Used Gardner Powered Ketch Rigged Vessel for Sale | Boats For Sale | Yachthub
Gardner Powered Ketch Rigged Vessel. OCEAN CROSSING STABILISED GARDNER POWERED MOTOR KETCH. / REEF CRUISER No matter if it is a cruise around Tasmania, or a trip...Find out more

After purchase, we will be on the hard at Coomera for at least two weeks we think. We are planning on installing a 200 litre holding tank. As well, we will install a 24V stern thruster, same size and power as the bow thruster, and if we have time, remove the foremast, sails and rigging (I want to think about this a bit more – it might be better to cut the foremast down, leave the boom and rig for pulling stuff up on the foredeck), and cut the rear mast down to a bit below the height of the stabiliser arms.
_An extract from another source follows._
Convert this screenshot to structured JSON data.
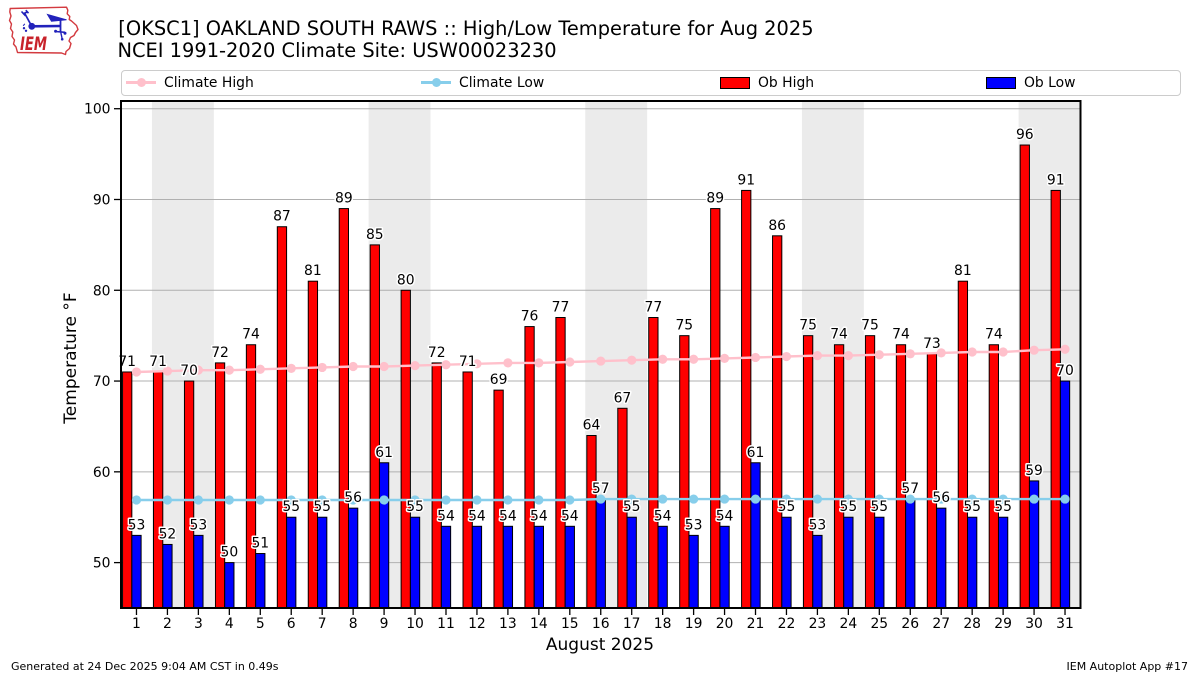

The idea here is to be able to go under the low bridges in the river systems that we have here on the east coast. If we cut the rear mast down to, say, 3 feet below the length of the arms, we can simply lower the arms if we need to, to get under a bridge. Apparently, as is, she does not sail worth a damn. The radar is ancient so we will probably lose it. We will have to relocate the HF and VHF aerials, of course.
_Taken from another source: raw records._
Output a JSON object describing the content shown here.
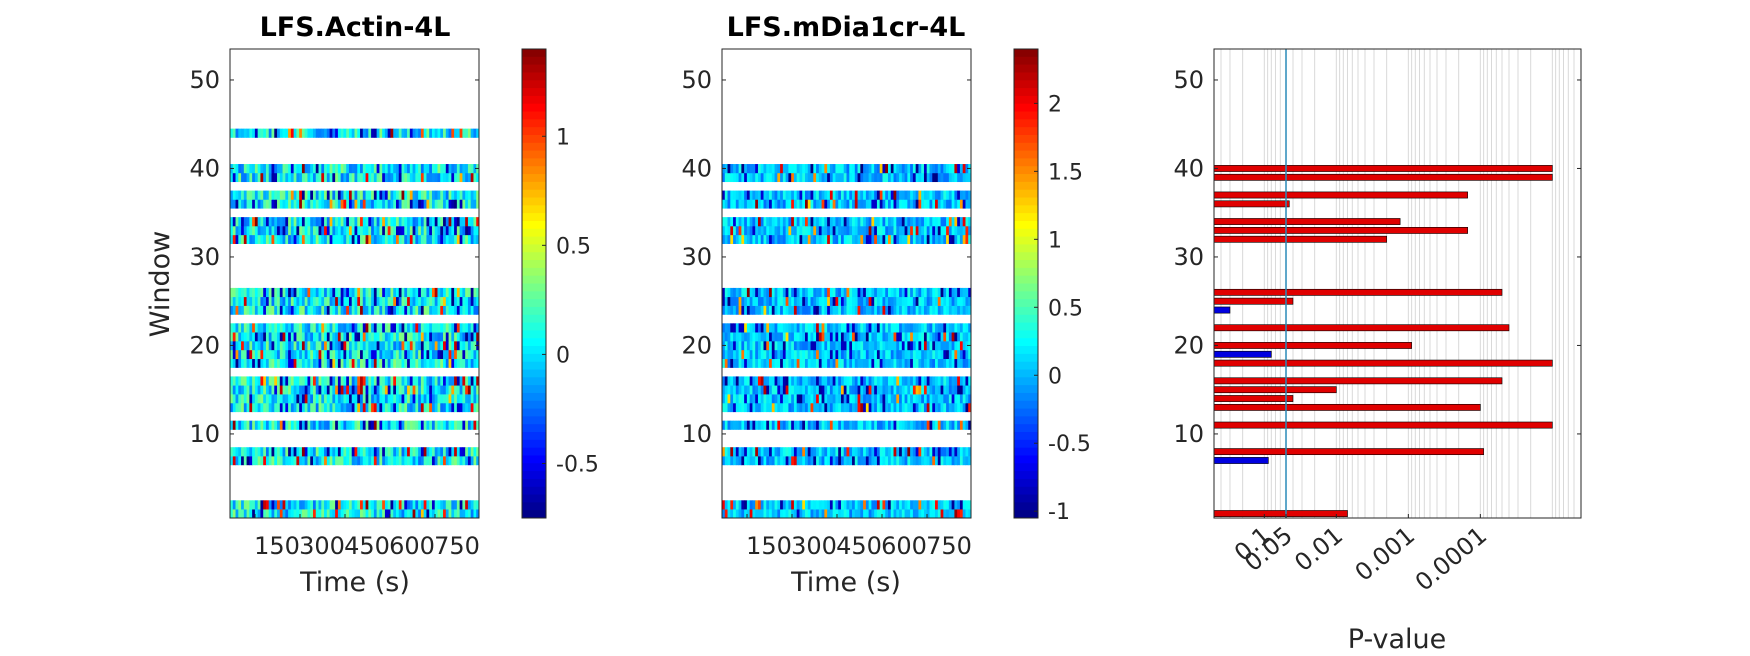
{
  "chart_data": [
    {
      "type": "heatmap",
      "title": "LFS.Actin-4L",
      "xlabel": "Time (s)",
      "ylabel": "Window",
      "xtick_labels": [
        "150",
        "300",
        "450",
        "600",
        "750"
      ],
      "ytick_labels": [
        "10",
        "20",
        "30",
        "40",
        "50"
      ],
      "ylim": [
        0.5,
        53.5
      ],
      "colormap": "jet",
      "colorbar": {
        "range": [
          -0.75,
          1.4
        ],
        "ticks": [
          "-0.5",
          "0",
          "0.5",
          "1"
        ],
        "tick_values": [
          -0.5,
          0,
          0.5,
          1
        ]
      },
      "windows_with_data": [
        1,
        2,
        7,
        8,
        11,
        13,
        14,
        15,
        16,
        18,
        19,
        20,
        21,
        22,
        24,
        25,
        26,
        32,
        33,
        34,
        36,
        37,
        39,
        40,
        44
      ]
    },
    {
      "type": "heatmap",
      "title": "LFS.mDia1cr-4L",
      "xlabel": "Time (s)",
      "ylabel": "",
      "xtick_labels": [
        "150",
        "300",
        "450",
        "600",
        "750"
      ],
      "ytick_labels": [
        "10",
        "20",
        "30",
        "40",
        "50"
      ],
      "ylim": [
        0.5,
        53.5
      ],
      "colormap": "jet",
      "colorbar": {
        "range": [
          -1.05,
          2.4
        ],
        "ticks": [
          "-1",
          "-0.5",
          "0",
          "0.5",
          "1",
          "1.5",
          "2"
        ],
        "tick_values": [
          -1,
          -0.5,
          0,
          0.5,
          1,
          1.5,
          2
        ]
      },
      "windows_with_data": [
        1,
        2,
        7,
        8,
        11,
        13,
        14,
        15,
        16,
        18,
        19,
        20,
        21,
        22,
        24,
        25,
        26,
        32,
        33,
        34,
        36,
        37,
        39,
        40
      ]
    },
    {
      "type": "bar",
      "orientation": "horizontal",
      "xlabel": "P-value",
      "ylabel": "",
      "xscale": "log-p",
      "xtick_labels": [
        "0.1",
        "0.05",
        "0.01",
        "0.001",
        "0.0001"
      ],
      "xtick_values": [
        0.1,
        0.05,
        0.01,
        0.001,
        0.0001
      ],
      "ytick_labels": [
        "10",
        "20",
        "30",
        "40",
        "50"
      ],
      "ylim": [
        0.5,
        53.5
      ],
      "threshold_p": 0.05,
      "grid": true,
      "bars": [
        {
          "window": 1,
          "p": 0.007,
          "color": "#e00000"
        },
        {
          "window": 7,
          "p": 0.088,
          "color": "#0000e0"
        },
        {
          "window": 8,
          "p": 9e-05,
          "color": "#e00000"
        },
        {
          "window": 11,
          "p": 1e-05,
          "color": "#e00000"
        },
        {
          "window": 13,
          "p": 0.0001,
          "color": "#e00000"
        },
        {
          "window": 14,
          "p": 0.04,
          "color": "#e00000"
        },
        {
          "window": 15,
          "p": 0.01,
          "color": "#e00000"
        },
        {
          "window": 16,
          "p": 5e-05,
          "color": "#e00000"
        },
        {
          "window": 18,
          "p": 1e-05,
          "color": "#e00000"
        },
        {
          "window": 19,
          "p": 0.08,
          "color": "#0000e0"
        },
        {
          "window": 20,
          "p": 0.0009,
          "color": "#e00000"
        },
        {
          "window": 22,
          "p": 4e-05,
          "color": "#e00000"
        },
        {
          "window": 24,
          "p": 0.3,
          "color": "#0000e0"
        },
        {
          "window": 25,
          "p": 0.04,
          "color": "#e00000"
        },
        {
          "window": 26,
          "p": 5e-05,
          "color": "#e00000"
        },
        {
          "window": 32,
          "p": 0.002,
          "color": "#e00000"
        },
        {
          "window": 33,
          "p": 0.00015,
          "color": "#e00000"
        },
        {
          "window": 34,
          "p": 0.0013,
          "color": "#e00000"
        },
        {
          "window": 36,
          "p": 0.045,
          "color": "#e00000"
        },
        {
          "window": 37,
          "p": 0.00015,
          "color": "#e00000"
        },
        {
          "window": 39,
          "p": 1e-05,
          "color": "#e00000"
        },
        {
          "window": 40,
          "p": 1e-05,
          "color": "#e00000"
        }
      ]
    }
  ]
}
The Gardner only has about 2,700 hours on her (the ad has a different figure; the survey another one again—who really knows). Fuel and water both are 2700 L; there's a water-maker on board. Everything else is in the URL above.
The backstory is that the guy who owned her first had circumnavigated in another wooden vessel and had lost his front windows in a storm on the way back to Australia. He asked the designer to build him a boat where that could not happen, and that high bow is the result. She cruises at 8 kn (at about 1,200 r.p.m., with the top speed of 9.5 at 1400 r.p.m., and she has a range of approximately 1500 nautical miles (fuel consumption is ~12l/nm). This is a bit more robust boat than our last one…
Notice it has a ClearView screen—my father (master mariner and CO of the Small Ships Squadron, Clifton Gardens, Port Jackson) and I used to go offshore in a "Australian Work Boat" (mass produced in WWII in Australia) and they all had these screens. I was about eight years old, I think, but I never forgot these.